TD Cowen increased its 12-month price target for Hershey (HSY) to $210 from $195 and held a Hold rating. The firm expects material gross margin improvement beginning in 2026 and further expansion in 2027, but it warns that factors including GLP medications, SNAP benefit reductions and discretionary spending shifts could impede a return to peak earnings. Hershey reported stronger-than-expected fourth-quarter 2025 results, with EPS and revenue beating analyst estimates.

Key Points

  • TD Cowen raised its Hershey price target to $210 from $195 while maintaining a Hold rating; the stock was trading at $224.38, 0.99% below its 52-week high of $225.55.
  • The firm expects significant gross margin recovery in 2026 due to favorable elasticity trends and tariff relief, with further expansion in 2027 from lower cocoa prices; Hershey's current gross profit margin is 33.59% and InvestingPro assigns a "GOOD" financial health score.
  • Hershey beat expectations in Q4 2025 with EPS of $1.71 vs $1.40 expected (a 22.14% surprise) and revenue of $3.09 billion vs a $2.97 billion forecast.

Analyst action

TD Cowen has adjusted its price target on Hershey Co. to $210.00, up from $195.00, while maintaining a Hold recommendation on the stock. The market price noted in the report is $224.38, which the firm observed sits about 0.99% below the stock's 52-week high of $225.55. InvestingPro data referenced in the coverage indicates Hershey appears overvalued relative to its Fair Value.


Rationale for the target increase

In its update, TD Cowen pointed to expectations for a material recovery in Hershey's gross margins starting in 2026. The firm attributed the anticipated improvement to favorable elasticity trends and relief from tariffs, and it expects additional margin expansion in 2027 driven by lower cocoa costs. The report cites Hershey's current gross profit margin of 33.59% as a baseline for the anticipated gains. InvestingPro metrics noted in the briefing also assign the company an overall financial health score of "GOOD."

TD Cowen analyst Robert Moskow is quoted as saying that Hershey's management offered a logical explanation for their optimism on the margin trajectory.


Potential headwinds

Despite the positive margin outlook, TD Cowen emphasized that the pathway back to what it describes as "peak earnings" is not without risk. The firm identified several uncertain factors that could hinder performance, explicitly calling out the effect of GLP medications, potential cuts to SNAP benefits and shifts in discretionary consumer spending as cumulative headwinds that could alter results.


Recent financial performance

Hershey reported stronger-than-expected results for the fourth quarter of 2025. The company posted earnings per share of $1.71 versus an expected $1.40, representing a 22.14% surprise to the upside. Revenue for the quarter was $3.09 billion, ahead of the $2.97 billion forecast. Both metrics exceeded analyst estimates and are cited in the filing as evidence of robust operations during the period.

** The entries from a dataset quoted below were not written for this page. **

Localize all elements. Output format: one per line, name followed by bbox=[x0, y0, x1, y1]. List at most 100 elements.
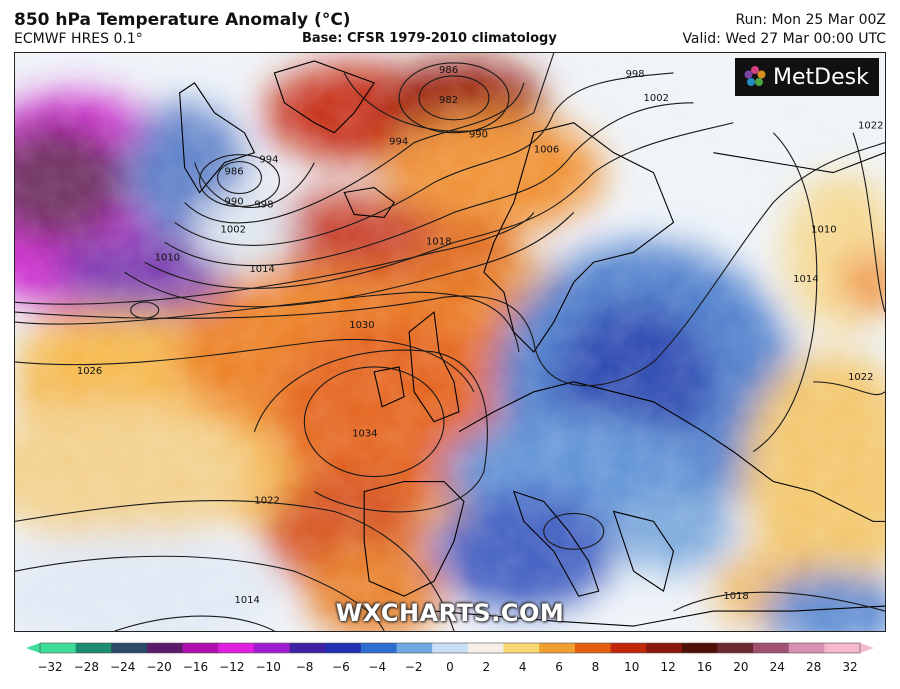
color-scale-swatch bbox=[467, 643, 504, 653]
isobar-label: 1010 bbox=[155, 252, 180, 263]
isobar-label: 1026 bbox=[77, 366, 102, 377]
color-scale-labels: −32 −28 −24 −20 −16 −12 −10 −8 −6 −4 −2 0 2 4 6 8 10 12 16… bbox=[37, 660, 857, 674]
isobar-1022-east bbox=[852, 132, 885, 313]
italy-coast bbox=[512, 490, 600, 597]
color-scale-tick-label: 12 bbox=[661, 660, 676, 674]
color-scale-tick-label: 6 bbox=[555, 660, 563, 674]
color-scale-swatch bbox=[681, 643, 718, 653]
color-scale-swatch bbox=[432, 643, 469, 653]
valid-time: Valid: Wed 27 Mar 00:00 UTC bbox=[682, 31, 886, 47]
color-scale-arrow-low bbox=[26, 643, 40, 653]
isobar-label: 1018 bbox=[723, 591, 748, 602]
isobar-998 bbox=[174, 72, 674, 246]
color-scale-tick-label: 32 bbox=[842, 660, 857, 674]
isobar-label: 994 bbox=[389, 137, 408, 148]
color-scale-tick-label: 24 bbox=[770, 660, 785, 674]
isobar-label: 986 bbox=[439, 65, 458, 76]
isobar-1010 bbox=[124, 212, 575, 308]
isobar-1026 bbox=[15, 338, 475, 393]
color-scale-swatch bbox=[182, 643, 219, 653]
color-scale-swatch bbox=[753, 643, 790, 653]
isobar-1030 bbox=[253, 349, 488, 513]
color-scale-tick-label: 20 bbox=[733, 660, 748, 674]
color-scale-swatch bbox=[40, 643, 77, 653]
isobar-label: 986 bbox=[225, 167, 244, 178]
isobar-label: 1014 bbox=[249, 264, 274, 275]
color-scale-swatch bbox=[717, 643, 754, 653]
isobar-label: 1006 bbox=[534, 145, 559, 156]
isobar-label: 1014 bbox=[793, 274, 818, 285]
metdesk-logo-text: MetDesk bbox=[773, 64, 869, 90]
color-scale-arrow-high bbox=[860, 643, 874, 653]
isobar-990-north bbox=[343, 53, 555, 132]
color-scale-tick-label: −8 bbox=[296, 660, 314, 674]
color-scale-swatch bbox=[289, 643, 326, 653]
isobars bbox=[15, 53, 885, 631]
iceland-coast bbox=[343, 186, 395, 219]
color-scale-swatch bbox=[539, 643, 576, 653]
isobar-1018-south bbox=[15, 555, 385, 631]
isobar-small-high bbox=[130, 301, 160, 319]
isobar-1018 bbox=[15, 291, 520, 353]
scandinavia-coast bbox=[483, 122, 675, 353]
isobar-label: 982 bbox=[439, 95, 458, 106]
isobar-990-west bbox=[194, 162, 315, 208]
isobar-label: 1018 bbox=[426, 236, 451, 247]
isobar-label: 1010 bbox=[811, 224, 836, 235]
color-scale-swatch bbox=[325, 643, 362, 653]
isobar-label: 1022 bbox=[858, 121, 883, 132]
isobar-1014-south bbox=[114, 615, 275, 631]
greenland-coast bbox=[179, 82, 256, 194]
color-scale-tick-label: −2 bbox=[405, 660, 423, 674]
color-scale-swatch bbox=[396, 643, 433, 653]
color-scale-tick-label: −12 bbox=[219, 660, 244, 674]
color-scale-swatches bbox=[26, 642, 874, 654]
color-scale-outline bbox=[39, 642, 861, 654]
isobar-1014-ne bbox=[813, 381, 885, 396]
color-scale-tick-label: 4 bbox=[519, 660, 527, 674]
isobar-1022 bbox=[15, 500, 455, 631]
metdesk-logo: MetDesk bbox=[735, 58, 879, 96]
color-scale-tick-label: 28 bbox=[806, 660, 821, 674]
color-scale-swatch bbox=[788, 643, 825, 653]
isobar-1034 bbox=[303, 366, 445, 478]
color-scale-tick-label: −16 bbox=[183, 660, 208, 674]
isobar-1002 bbox=[164, 102, 694, 267]
color-scale-swatch bbox=[253, 643, 291, 653]
isobar-1014-east bbox=[752, 132, 818, 453]
isobar-label: 1022 bbox=[848, 372, 873, 383]
isobar-1006 bbox=[144, 122, 734, 289]
color-scale-tick-label: −20 bbox=[146, 660, 171, 674]
isobar-1018-se bbox=[673, 591, 885, 612]
wxcharts-watermark: WXCHARTS.COM bbox=[335, 599, 565, 627]
color-scale-swatch bbox=[360, 643, 398, 653]
isobar-1010-b bbox=[15, 212, 535, 305]
color-scale-tick-label: 8 bbox=[592, 660, 600, 674]
color-scale-tick-label: −24 bbox=[110, 660, 135, 674]
color-scale-tick-label: 0 bbox=[446, 660, 454, 674]
isobar-1014 bbox=[15, 142, 885, 387]
color-scale-tick-label: −6 bbox=[332, 660, 350, 674]
isobar-label: 990 bbox=[469, 130, 488, 141]
color-scale-tick-label: −28 bbox=[74, 660, 99, 674]
coastlines bbox=[179, 60, 885, 627]
model-name: ECMWF HRES 0.1° bbox=[14, 31, 143, 47]
color-scale-swatch bbox=[610, 643, 647, 653]
continent-north-coast bbox=[458, 381, 885, 522]
color-scale-swatch bbox=[218, 643, 255, 653]
isobar-986-north bbox=[398, 62, 510, 134]
color-scale-swatch bbox=[75, 643, 112, 653]
isobar-label: 1022 bbox=[254, 495, 279, 506]
isobar-labels: 982 986 986 990 990 994 994 998 998 1002… bbox=[77, 65, 884, 606]
iberia-coast bbox=[363, 480, 465, 597]
isobar-label: 1014 bbox=[234, 595, 259, 606]
color-scale-swatch bbox=[111, 643, 148, 653]
color-scale-tick-label: 2 bbox=[483, 660, 491, 674]
isobar-label: 990 bbox=[225, 196, 244, 207]
color-scale-tick-label: 10 bbox=[624, 660, 639, 674]
color-scale-tick-label: −4 bbox=[368, 660, 386, 674]
isobar-982-west bbox=[216, 161, 262, 195]
balkans-coast bbox=[612, 510, 675, 593]
color-scale-tick-label: −10 bbox=[256, 660, 281, 674]
great-britain-coast bbox=[408, 311, 460, 423]
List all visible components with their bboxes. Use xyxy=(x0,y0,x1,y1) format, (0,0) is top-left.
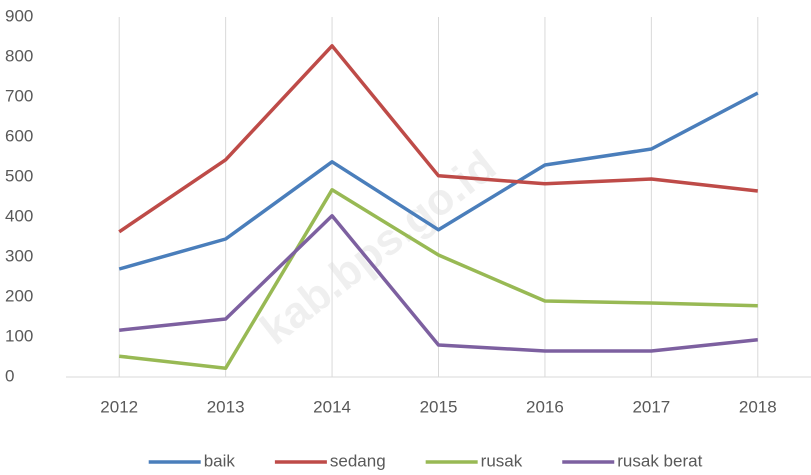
y-tick-label: 400 xyxy=(5,206,33,225)
line-series xyxy=(118,91,759,271)
x-tick-label: 2018 xyxy=(739,397,777,416)
y-tick-label: 200 xyxy=(5,286,33,305)
y-tick-label: 700 xyxy=(5,86,33,105)
legend-label: rusak xyxy=(481,451,523,470)
y-tick-label: 0 xyxy=(5,366,14,385)
legend-label: rusak berat xyxy=(617,451,702,470)
x-tick-label: 2017 xyxy=(632,397,670,416)
x-tick-label: 2012 xyxy=(100,397,138,416)
line-series xyxy=(119,214,758,353)
y-tick-label: 800 xyxy=(5,46,33,65)
x-tick-label: 2014 xyxy=(313,397,351,416)
y-tick-label: 300 xyxy=(5,246,33,265)
x-tick-label: 2015 xyxy=(420,397,458,416)
legend-label: baik xyxy=(204,451,236,470)
y-tick-label: 100 xyxy=(5,326,33,345)
legend-label: sedang xyxy=(330,451,386,470)
line-series xyxy=(119,188,758,370)
y-tick-label: 900 xyxy=(5,6,33,25)
watermark: kab.bps.go.id xyxy=(251,141,505,354)
x-tick-label: 2013 xyxy=(207,397,245,416)
y-tick-label: 500 xyxy=(5,166,33,185)
x-tick-label: 2016 xyxy=(526,397,564,416)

Implications for investors

The Cowen update blends an improved multi-year margin outlook with caution about demand-side risks. The revised target reflects a more favorable profit outlook while the Hold rating signals that, in Cowen's view, the current market price does not yet warrant an upgrade in conviction. Investors should weigh the margin drivers against the enumerated consumer and policy-related risks.

Risks

  • GLP medications could affect consumer purchasing behavior, posing a risk to Hershey's recovery to "peak earnings" - impacts consumer staples and retail sectors.
  • Potential cuts to SNAP benefits could reduce low-income consumer spending on food and confectionery products - impacts food retail and consumer staples.
  • Changes in discretionary consumer spending patterns may dampen demand for Hershey products and slow margin improvement - impacts consumer discretionary and grocery retail sectors.